Ultimately, this is an irrelevant, dead-letter proposal, which explains the lack of detail and effort put into its development, because even if McCain were to be elected in November (shudder), there is almost certainly going to be a Democratic Congress, and it is Congress that would be writing the legislation to reform health care. It is, however, a useful insight into McCain's governing philosophy and priorities: rigid orthodoxy along ultra-conservative lines; ideology placed above pragmatism; rampant deregulation; giveaways to industry, in this case the insurance industry; favoritism of the wealthy over the middle class; and continuation of the shift of risk and cost onto the shoulders of consumers.

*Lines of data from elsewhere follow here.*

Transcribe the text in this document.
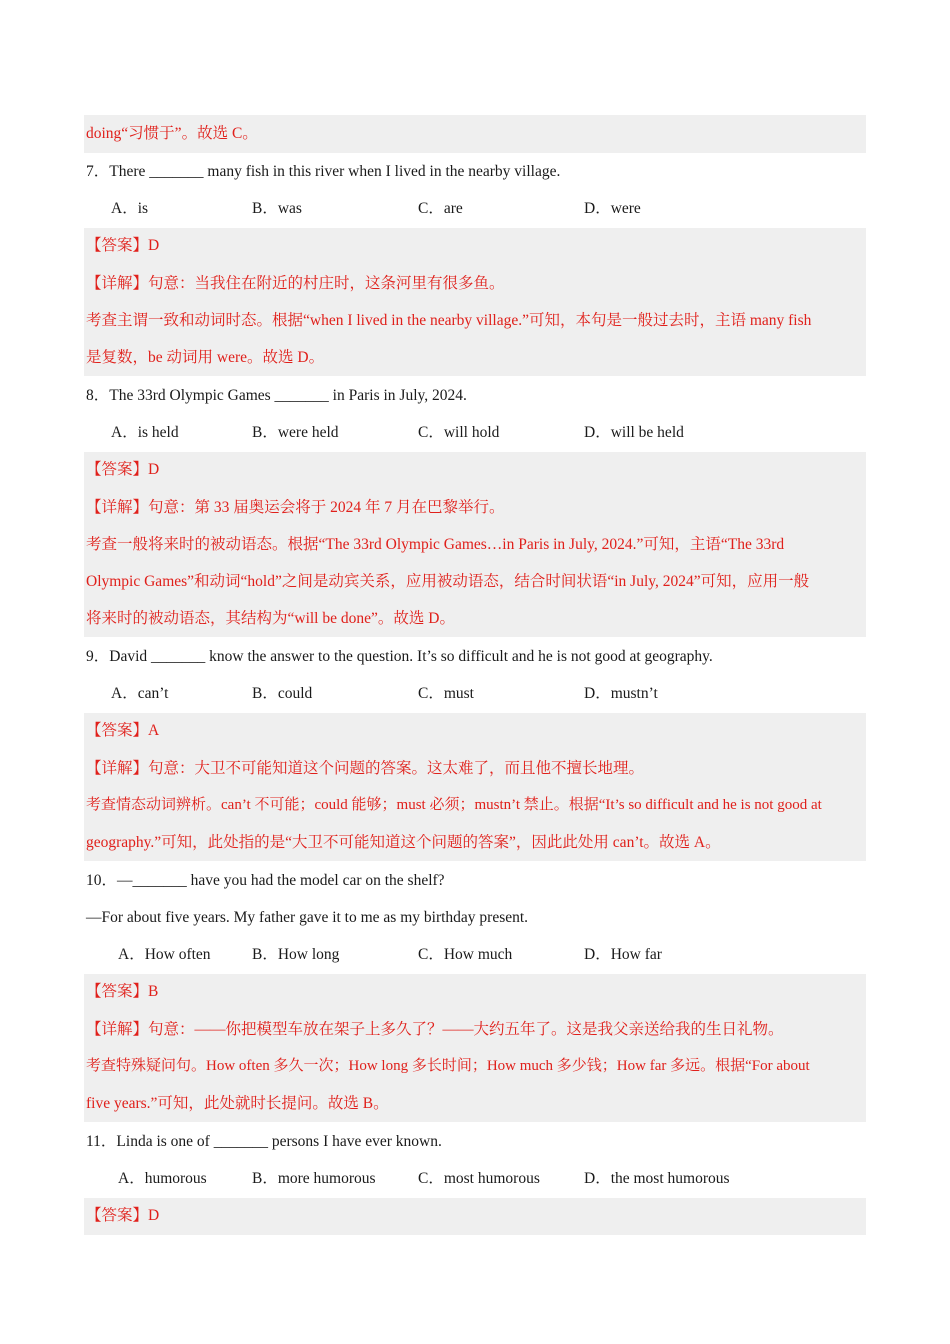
doing“习惯于”。故选 C。
7．There _______ many fish in this river when I lived in the nearby village.
A．is	B．was	C．are	D．were
【答案】D
【详解】句意：当我住在附近的村庄时，这条河里有很多鱼。
考查主谓一致和动词时态。根据“when I lived in the nearby village.”可知，本句是一般过去时，主语 many fish
是复数，be 动词用 were。故选 D。
8．The 33rd Olympic Games _______ in Paris in July, 2024.
A．is held	B．were held	C．will hold	D．will be held
【答案】D
【详解】句意：第 33 届奥运会将于 2024 年 7 月在巴黎举行。
考查一般将来时的被动语态。根据“The 33rd Olympic Games…in Paris in July, 2024.”可知，主语“The 33rd
Olympic Games”和动词“hold”之间是动宾关系，应用被动语态，结合时间状语“in July, 2024”可知，应用一般
将来时的被动语态，其结构为“will be done”。故选 D。
9．David _______ know the answer to the question. It’s so difficult and he is not good at geography.
A．can’t	B．could	C．must	D．mustn’t
【答案】A
【详解】句意：大卫不可能知道这个问题的答案。这太难了，而且他不擅长地理。
考查情态动词辨析。can’t 不可能；could 能够；must 必须；mustn’t 禁止。根据“It’s so difficult and he is not good at
geography.”可知，此处指的是“大卫不可能知道这个问题的答案”，因此此处用 can’t。故选 A。
10．—_______ have you had the model car on the shelf?
—For about five years. My father gave it to me as my birthday present.
A．How often	B．How long	C．How much	D．How far
【答案】B
【详解】句意：——你把模型车放在架子上多久了？——大约五年了。这是我父亲送给我的生日礼物。
考查特殊疑问句。How often 多久一次；How long 多长时间；How much 多少钱；How far 多远。根据“For about
five years.”可知，此处就时长提问。故选 B。
11．Linda is one of _______ persons I have ever known.
A．humorous	B．more humorous	C．most humorous	D．the most humorous
【答案】D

Sounds just like Bush. We just can't afford more of the same.

3 comments:

  1. The Republican point of view is correct in at least one point: Americans do not expect to pay for their own health care. The reality is that doctors can't count on getting paid by "self-pay" patients, and that includes those with high deductible insurance. However, this is just one of the perverse incentives that operate in this arena, from big pharma (more interested in blockbuster drugs than inexpensive preventative medicine) to insurers (who find the easiest way to cut costs is to deny care), etc.

    ReplyDelete
  2. If someone thinks that they are getting something for nothing when their employer offers "free" or subsidized health insurance benefits, then of course this plan would disappoint them. But of course, nothing is free. They are paying for those benefits out of their salary, even if indirectly.

    I could purchase significantly cheaper (and better) health insurance for my family with an individual policy of my choice instead of being tied down to my employer's lame group policy, but I'm unable to use pretax income to buy it, so it would ultimately be more expensive.

    Freeing up the market, even if it's just in baby steps, is a good thing.

    I suggest we raise the Medicare age to 70 (or higher) and use some of the savings to help fund the high risk plans. It's like Medicare but with the ability to balance bill. Win-win.

    ReplyDelete
  3. What if health insurance companies were not permitted to discriminate based on health or gender? Seems like that would eliminate the adverse selection issues.